Bidwell went on to work on the E4 teen comedy-drama My Mad Fat Diary. The series was nominated for multiple BAFTA awards. Bidwell was approached by MTV to work on an American remake of the series, which was not made. In July 2014, it was announced that BBC would be airing a new animated serial of Watership Down, helmed by Bidwell. The series was a co-production between BBC and Netflix, with a budget of £20 million. The drama won a Daytime Emmy Award for Outstanding Special Class Animated Program.

On 20 December 2018, it was announced that Netflix was planning a new adventure series with Bidwell, The Irregulars, based on the Baker Street Irregulars from the Sherlock Holmes novels. Bidwell described the program as "my dream project and my oldest idea" and it takes a different view of Holmes and his relationship to the Irregulars, which has the band of street kids solve cases. The eight-episode The Irregulars premiered on 26 March 2021.
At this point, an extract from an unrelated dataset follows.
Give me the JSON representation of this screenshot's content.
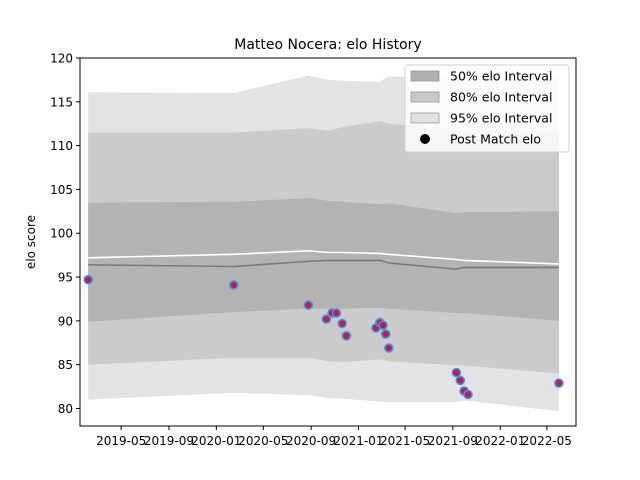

He has worked on two adaptations of Jaqueline Wilson novels- Katy and The Primrose Railway Children. For the former he won the BAFTA for best writer at the Children's BAFTAs in 2018.

Bidwell scripted an animated adaptation of The Velveteen Rabbit, which would stream on 22 November 2023 on Apple TV+. It features Phoenix Laroche and the voices of Alex Lawther, Helena Bonham Carter, Nicola Coughlan. The show went on to win two Emmys at the Children and Family Emmy Awards held in Los Angeles in 2025 and the BAFTA for Children's Craft Team.

==Personal life==
Bidwell still lives in Towngate area of Leyland with his American wife Lorraine Metz. In 2018 he volunteered to help pupils at Frenchwood Community Primary School in Preston with their story-making skills, in a visit organised through teacher Jane Bidwell, his sister-in-law.